In January 2025, a Virginia man named Joseph Roberson filed suit against Acxiom in the U.S. District Court for the Eastern District of Virginia (1:25-cv-00165). When the plaintiffs exercised their right of access, the report that came back from Acxiom was roughly 100 pages long. It included his Social Security number, decades of address history, and — more uncomfortably — categorical assessments the complaint described in the company’s own product language: “diet and fitness” habits, “ethnicity/religion,” and an algorithmically derived “assimilation level.” The same complaint flagged that Acxiom maintains a federal supply contract with the U.S. General Services Administration to sell personally identifiable data to government buyers.

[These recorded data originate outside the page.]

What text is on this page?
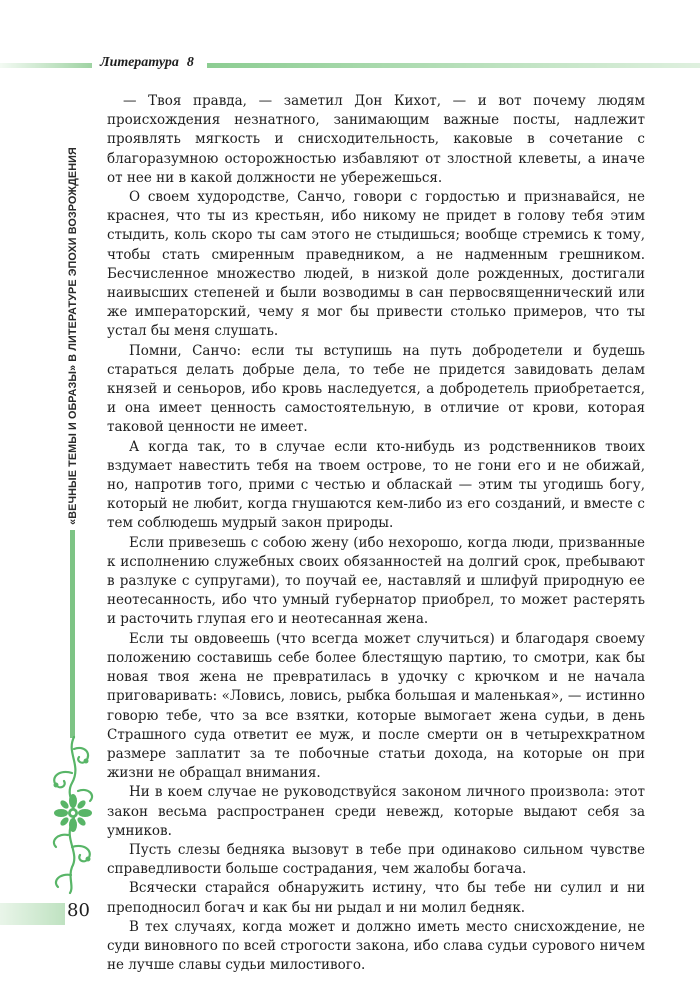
Литература 8
«ВЕЧНЫЕ ТЕМЫ И ОБРАЗЫ» В ЛИТЕРАТУРЕ ЭПОХИ ВОЗРОЖДЕНИЯ
80

— Твоя правда, — заметил Дон Кихот, — и вот почему людям происхождения незнатного, занимающим важные посты, надлежит проявлять мягкость и снисходительность, каковые в сочетание с благоразумною осторожностью избавляют от злостной клеветы, а иначе от нее ни в какой должности не убережешься.

О своем худородстве, Санчо, говори с гордостью и признавайся, не краснея, что ты из крестьян, ибо никому не придет в голову тебя этим стыдить, коль скоро ты сам этого не стыдишься; вообще стремись к тому, чтобы стать смиренным праведником, а не надменным грешником. Бесчисленное множество людей, в низкой доле рожденных, достигали наивысших степеней и были возводимы в сан первосвященнический или же императорский, чему я мог бы привести столько примеров, что ты устал бы меня слушать.

Помни, Санчо: если ты вступишь на путь добродетели и будешь стараться делать добрые дела, то тебе не придется завидовать делам князей и сеньоров, ибо кровь наследуется, а добродетель приобретается, и она имеет ценность самостоятельную, в отличие от крови, которая таковой ценности не имеет.

А когда так, то в случае если кто-нибудь из родственников твоих вздумает навестить тебя на твоем острове, то не гони его и не обижай, но, напротив того, прими с честью и обласкай — этим ты угодишь богу, который не любит, когда гнушаются кем-либо из его созданий, и вместе с тем соблюдешь мудрый закон природы.

Если привезешь с собою жену (ибо нехорошо, когда люди, призванные к исполнению служебных своих обязанностей на долгий срок, пребывают в разлуке с супругами), то поучай ее, наставляй и шлифуй природную ее неотесанность, ибо что умный губернатор приобрел, то может растерять и расточить глупая его и неотесанная жена.

Если ты овдовеешь (что всегда может случиться) и благодаря своему положению составишь себе более блестящую партию, то смотри, как бы новая твоя жена не превратилась в удочку с крючком и не начала приговаривать: «Ловись, ловись, рыбка большая и маленькая», — истинно говорю тебе, что за все взятки, которые вымогает жена судьи, в день Страшного суда ответит ее муж, и после смерти он в четырехкратном размере заплатит за те побочные статьи дохода, на которые он при жизни не обращал внимания.

Ни в коем случае не руководствуйся законом личного произвола: этот закон весьма распространен среди невежд, которые выдают себя за умников.

Пусть слезы бедняка вызовут в тебе при одинаково сильном чувстве справедливости больше сострадания, чем жалобы богача.

Всячески старайся обнаружить истину, что бы тебе ни сулил и ни преподносил богач и как бы ни рыдал и ни молил бедняк.

В тех случаях, когда может и должно иметь место снисхождение, не суди виновного по всей строгости закона, ибо слава судьи сурового ничем не лучше славы судьи милостивого.
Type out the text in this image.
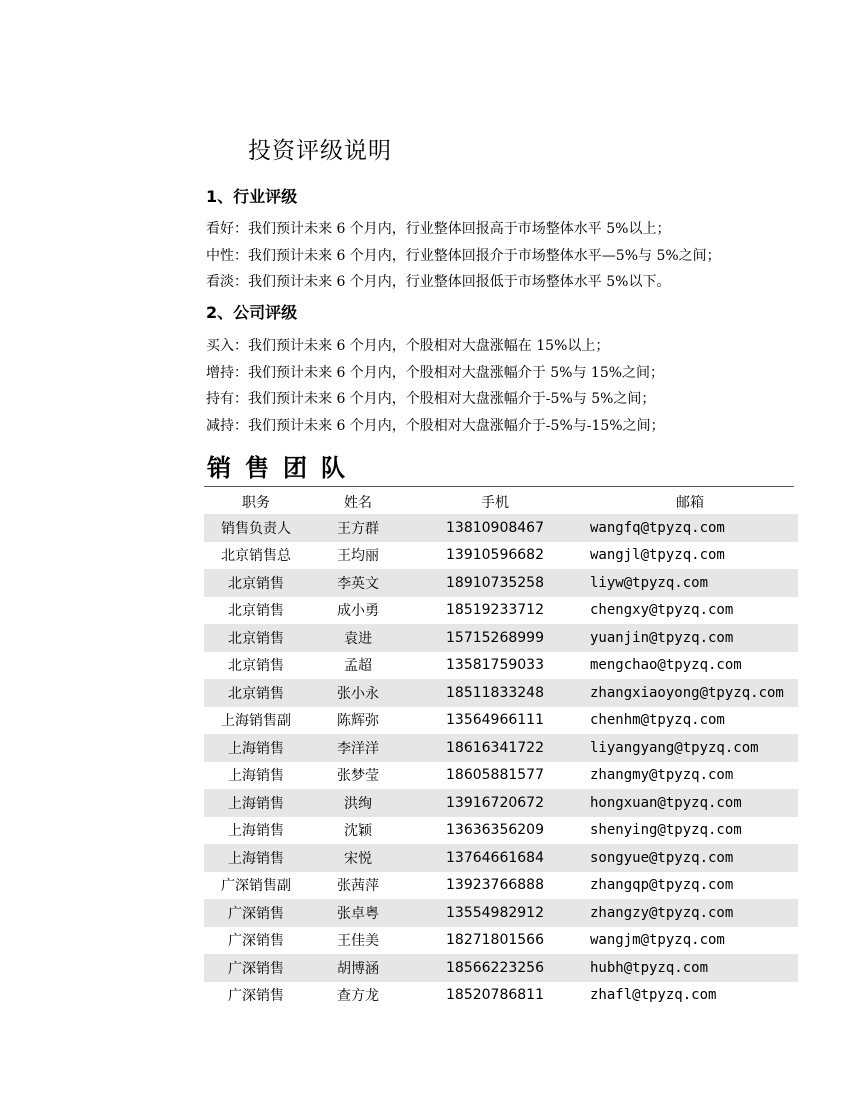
投资评级说明
1、行业评级

看好：我们预计未来 6 个月内，行业整体回报高于市场整体水平 5%以上；

中性：我们预计未来 6 个月内，行业整体回报介于市场整体水平—5%与 5%之间；

看淡：我们预计未来 6 个月内，行业整体回报低于市场整体水平 5%以下。

2、公司评级

买入：我们预计未来 6 个月内，个股相对大盘涨幅在 15%以上；

增持：我们预计未来 6 个月内，个股相对大盘涨幅介于 5%与 15%之间；

持有：我们预计未来 6 个月内，个股相对大盘涨幅介于-5%与 5%之间；

减持：我们预计未来 6 个月内，个股相对大盘涨幅介于-5%与-15%之间；

销售团队
职务	姓名	手机	邮箱
销售负责人	王方群	13810908467	wangfq@tpyzq.com
北京销售总	王均丽	13910596682	wangjl@tpyzq.com
北京销售	李英文	18910735258	liyw@tpyzq.com
北京销售	成小勇	18519233712	chengxy@tpyzq.com
北京销售	袁进	15715268999	yuanjin@tpyzq.com
北京销售	孟超	13581759033	mengchao@tpyzq.com
北京销售	张小永	18511833248	zhangxiaoyong@tpyzq.com
上海销售副	陈辉弥	13564966111	chenhm@tpyzq.com
上海销售	李洋洋	18616341722	liyangyang@tpyzq.com
上海销售	张梦莹	18605881577	zhangmy@tpyzq.com
上海销售	洪绚	13916720672	hongxuan@tpyzq.com
上海销售	沈颖	13636356209	shenying@tpyzq.com
上海销售	宋悦	13764661684	songyue@tpyzq.com
广深销售副	张茜萍	13923766888	zhangqp@tpyzq.com
广深销售	张卓粤	13554982912	zhangzy@tpyzq.com
广深销售	王佳美	18271801566	wangjm@tpyzq.com
广深销售	胡博涵	18566223256	hubh@tpyzq.com
广深销售	查方龙	18520786811	zhafl@tpyzq.com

The court eventually dismissed the suit. Acxiom won on the narrow legal question of whether two Virginia statutes covered the conduct alleged — the court said it was “troubled by the extensive allegations” but found they didn’t state a claim under those particular laws. Along the way, though, Acxiom’s own filings confirmed, on the record, the categories of personal information the company sells about ordinary Americans: names, personal identifiers, personal characteristics, real and personal property, buying activity, internet activity, geolocation, employment, education, and inferences. All of it linked together by an in-house identity resolution product Acxiom markets as Real ID.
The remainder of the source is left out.